[PATCH 09/11] pack-bitmap: enable cross-pack delta reuse

[Date Prev][Date Next][Thread Prev][Thread Next][Date Index][Thread Index]

 



Back when multi-pack bitmaps were first introduced, we performed
verbatim pack reuse over the MIDX's preferred pack only. Since all
duplicate objects were resolved in favor of that pack, any object from
the preferred pack that was stored as an OFS_DELTA is directly
reusable.

That's not the case when we are reusing objects from multiple packs,
like was introduced via af626ac0e0 (pack-bitmap: enable reuse from
all bitmapped packs, 2023-12-14). When reusing an object stored as a
delta from some pack other than the preferred one, it's possible that
the base was selected from a different pack.

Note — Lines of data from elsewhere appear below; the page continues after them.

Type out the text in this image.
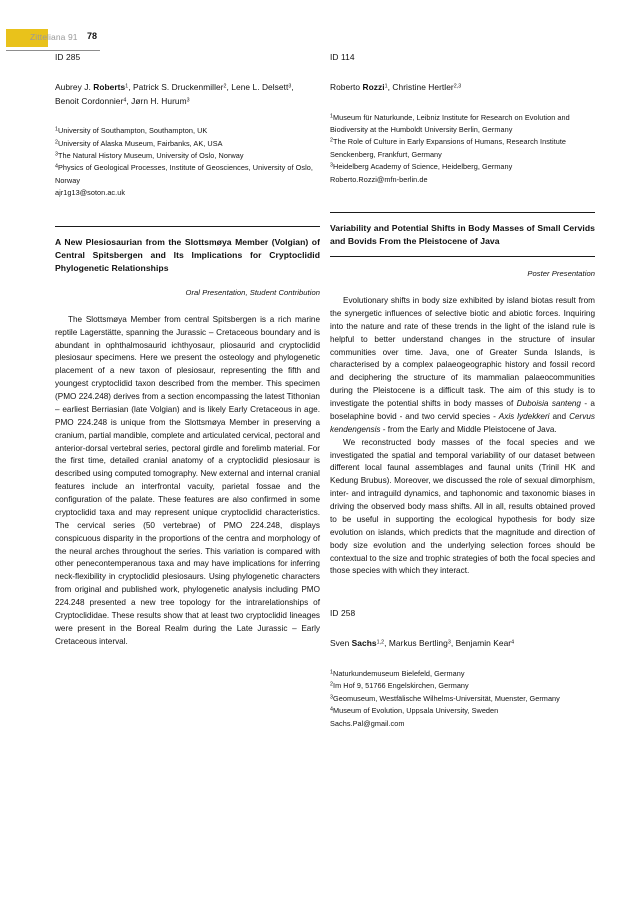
Zitteliana 91 78
ID 285
Aubrey J. Roberts$^1$, Patrick S. Druckenmiller$^2$, Lene L. Delsett$^3$, Benoit Cordonnier$^4$, Jørn H. Hurum$^3$
$^1$University of Southampton, Southampton, UK
$^2$University of Alaska Museum, Fairbanks, AK, USA
$^3$The Natural History Museum, University of Oslo, Norway
$^4$Physics of Geological Processes, Institute of Geosciences, University of Oslo, Norway
ajr1g13@soton.ac.uk
A New Plesiosaurian from the Slottsmøya Member (Volgian) of Central Spitsbergen and Its Implications for Cryptoclidid Phylogenetic Relationships
Oral Presentation, Student Contribution

The Slottsmøya Member from central Spitsbergen is a rich marine reptile Lagerstätte, spanning the Jurassic – Cretaceous boundary and is abundant in ophthalmosaurid ichthyosaur, pliosaurid and cryptoclidid plesiosaur specimens. Here we present the osteology and phylogenetic placement of a new taxon of plesiosaur, representing the fifth and youngest cryptoclidid taxon described from the member. This specimen (PMO 224.248) derives from a section encompassing the latest Tithonian – earliest Berriasian (late Volgian) and is likely Early Cretaceous in age. PMO 224.248 is unique from the Slottsmøya Member in preserving a cranium, partial mandible, complete and articulated cervical, pectoral and anterior-dorsal vertebral series, pectoral girdle and forelimb material. For the first time, detailed cranial anatomy of a cryptoclidid plesiosaur is described using computed tomography. New external and internal cranial features include an interfrontal vacuity, parietal fossae and the configuration of the palate. These features are also confirmed in some cryptoclidid taxa and may represent unique cryptoclidid characteristics. The cervical series (50 vertebrae) of PMO 224.248, displays conspicuous disparity in the proportions of the centra and morphology of the neural arches throughout the series. This variation is compared with other penecontemperanous taxa and may have implications for inferring neck-flexibility in cryptoclidid plesiosaurs. Using phylogenetic characters from original and published work, phylogenetic analysis including PMO 224.248 presented a new tree topology for the intrarelationships of Cryptoclididae. These results show that at least two cryptoclidid lineages were present in the Boreal Realm during the Late Jurassic – Early Cretaceous interval.

ID 114
Roberto Rozzi$^1$, Christine Hertler$^{2,3}$
$^1$Museum für Naturkunde, Leibniz Institute for Research on Evolution and Biodiversity at the Humboldt University Berlin, Germany
$^2$The Role of Culture in Early Expansions of Humans, Research Institute Senckenberg, Frankfurt, Germany
$^3$Heidelberg Academy of Science, Heidelberg, Germany
Roberto.Rozzi@mfn-berlin.de
Variability and Potential Shifts in Body Masses of Small Cervids and Bovids From the Pleistocene of Java
Poster Presentation

Evolutionary shifts in body size exhibited by island biotas result from the synergetic influences of selective biotic and abiotic forces. Inquiring into the nature and rate of these trends in the light of the island rule is helpful to better understand changes in the structure of insular communities over time. Java, one of Greater Sunda Islands, is characterised by a complex palaeogeographic history and fossil record and deciphering the structure of its mammalian palaeocommunities during the Pleistocene is a difficult task. The aim of this study is to investigate the potential shifts in body masses of Duboisia santeng - a boselaphine bovid - and two cervid species - Axis lydekkeri and Cervus kendengensis - from the Early and Middle Pleistocene of Java.

We reconstructed body masses of the focal species and we investigated the spatial and temporal variability of our dataset between different local faunal assemblages and faunal units (Trinil HK and Kedung Brubus). Moreover, we discussed the role of sexual dimorphism, inter- and intraguild dynamics, and taphonomic and taxonomic biases in driving the observed body mass shifts. All in all, results obtained proved to be useful in supporting the ecological hypothesis for body size evolution on islands, which predicts that the magnitude and direction of body size evolution and the underlying selection forces should be contextual to the size and trophic strategies of both the focal species and those species with which they interact.

ID 258
Sven Sachs$^{1,2}$, Markus Bertling$^3$, Benjamin Kear$^4$
$^1$Naturkundemuseum Bielefeld, Germany
$^2$Im Hof 9, 51766 Engelskirchen, Germany
$^3$Geomuseum, Westfälische Wilhelms-Universität, Muenster, Germany
$^4$Museum of Evolution, Uppsala University, Sweden
Sachs.Pal@gmail.com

When that's the case, we could have converted those OFS_DELTAs to
REF_DELTAs on the fly (like we do when running 'pack-objects' without
the `--delta-base-offset` option). But af626ac0e0 decided instead to
kick those objects back into the non-verbatim reuse path, meaning that
reusing them was slightly slower.

This patch removes that limitation, and teaches pack-objects to
convert deltas (whose base was selected from a different pack in the
MIDX) from OFS_DELTAs to REF_DELTAs.

In order to do this, the pack-reuse code within pack-bitmap.c marks
bits in a separate bitmap called 'reuse_as_ref_delta'. Objects whose
bits are marked in that bitmap must be converted from OFS_DELTAs to
REF_DELTAs.

To mark bits in that bitmap, we adjust find_base_bitmap_pos() to
return the bitmap position of any delta object's base regardless of
whether or not it came from the same pack. This is done by:

  1. First converting the base object's into a pack position (via
     `offset_to_pack_pos()`).

  2. Then converting from pack position into into lexical order (via
     `pack_pos_to_index()`).

  3. Then into an object ID (via `nth_packed_object_id()`).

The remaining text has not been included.